Elle souhaite par ailleurs que les cotisations sociales des entreprises nouvellement créées soient adaptées à leurs capacités financières réelles, notamment durant leurs premières années d’activité.
Les petites entreprises réclament leur part des marchés publics
La Confédération exige aussi l’application effective du quota de 20 % des marchés publics théoriquement réservé aux petites et moyennes entreprises. Elle considère que cette disposition reste insuffisamment appliquée et que les TPE sont encore largement écartées de la commande publique.
Autre demande : la création d’une agence baptisée « Maroc TPE », qui serait chargée d’accompagner spécifiquement les très petites entreprises, de faciliter leur financement et de soutenir leur transformation. L’organisation professionnelle souhaite également favoriser le passage des activités informelles vers le secteur déclaré par des mesures incitatives, et pas seulement par des sanctions.

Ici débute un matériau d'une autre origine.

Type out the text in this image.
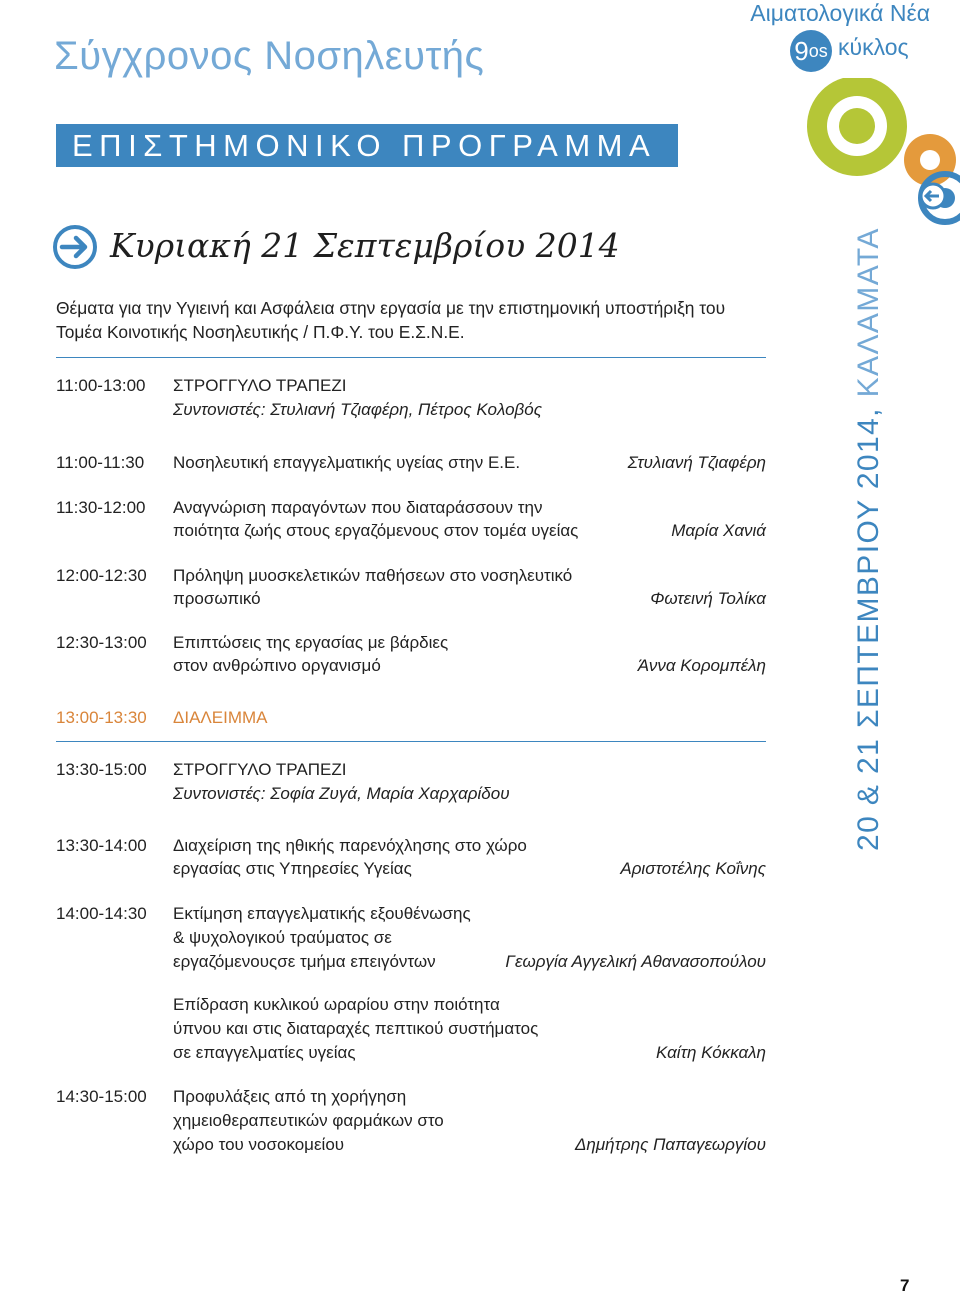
Σύγχρονος Νοσηλευτής
Αιματολογικά Νέα
9 os κύκλος
ΕΠΙΣΤΗΜΟΝΙΚΟ ΠΡΟΓΡΑΜΜΑ
Κυριακή 21 Σεπτεμβρίου 2014
Θέματα για την Υγιεινή και Ασφάλεια στην εργασία με την επιστημονική υποστήριξη του Τομέα Κοινοτικής Νοσηλευτικής / Π.Φ.Υ. του Ε.Σ.Ν.Ε.
11:00-13:00 ΣΤΡΟΓΓΥΛΟ ΤΡΑΠΕΖΙ
Συντονιστές: Στυλιανή Τζιαφέρη, Πέτρος Κολοβός
11:00-11:30 Νοσηλευτική επαγγελματικής υγείας στην Ε.Ε.	Στυλιανή Τζιαφέρη
11:30-12:00 Αναγνώριση παραγόντων που διαταράσσουν την
ποιότητα ζωής στους εργαζόμενους στον τομέα υγείας	Μαρία Χανιά
12:00-12:30 Πρόληψη μυοσκελετικών παθήσεων στο νοσηλευτικό
προσωπικό	Φωτεινή Τολίκα
12:30-13:00 Επιπτώσεις της εργασίας με βάρδιες
στον ανθρώπινο οργανισμό	Άννα Κορομπέλη
13:00-13:30 ΔΙΑΛΕΙΜΜΑ
13:30-15:00 ΣΤΡΟΓΓΥΛΟ ΤΡΑΠΕΖΙ
Συντονιστές: Σοφία Ζυγά, Μαρία Χαρχαρίδου
13:30-14:00 Διαχείριση της ηθικής παρενόχλησης στο χώρο
εργασίας στις Υπηρεσίες Υγείας	Αριστοτέλης Κοΐνης
14:00-14:30 Εκτίμηση επαγγελματικής εξουθένωσης
& ψυχολογικού τραύματος σε
εργαζόμενουςσε τμήμα επειγόντων	Γεωργία Αγγελική Αθανασοπούλου
Επίδραση κυκλικού ωραρίου στην ποιότητα
ύπνου και στις διαταραχές πεπτικού συστήματος
σε επαγγελματίες υγείας	Καίτη Κόκκαλη
14:30-15:00 Προφυλάξεις από τη χορήγηση
χημειοθεραπευτικών φαρμάκων στο
χώρο του νοσοκομείου	Δημήτρης Παπαγεωργίου
20 & 21 ΣΕΠΤΕΜΒΡΙΟΥ 2014, ΚΑΛΑΜΑΤΑ
7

Ces revendications interviennent après la publication, en mars, d’un rapport de la Confédération intitulé « Le moteur enrayé – Les 12 vérités structurelles des TPE marocaines ». L’organisation y estimait qu’environ 150 000 entreprises, principalement des TPE, avaient cessé leur activité ou disparu entre 2022 et 2025.
Ce chiffre provient donc de la Confédération et ne correspond pas à un décompte officiel des faillites judiciaires. Il est néanmoins utilisé par l’organisation pour alerter sur la fragilité persistante des petites entreprises marocaines, confrontées aux difficultés de financement, aux retards de paiement et à la pression fiscale.
La Confédération assure qu’elle ne soutiendra aucun parti et ne donnera aucune consigne de vote. Elle entend en revanche publier les réponses reçues et suivre les engagements pris, afin que les petites entreprises puissent comparer les programmes avant les élections et demander ensuite des comptes aux formations élues.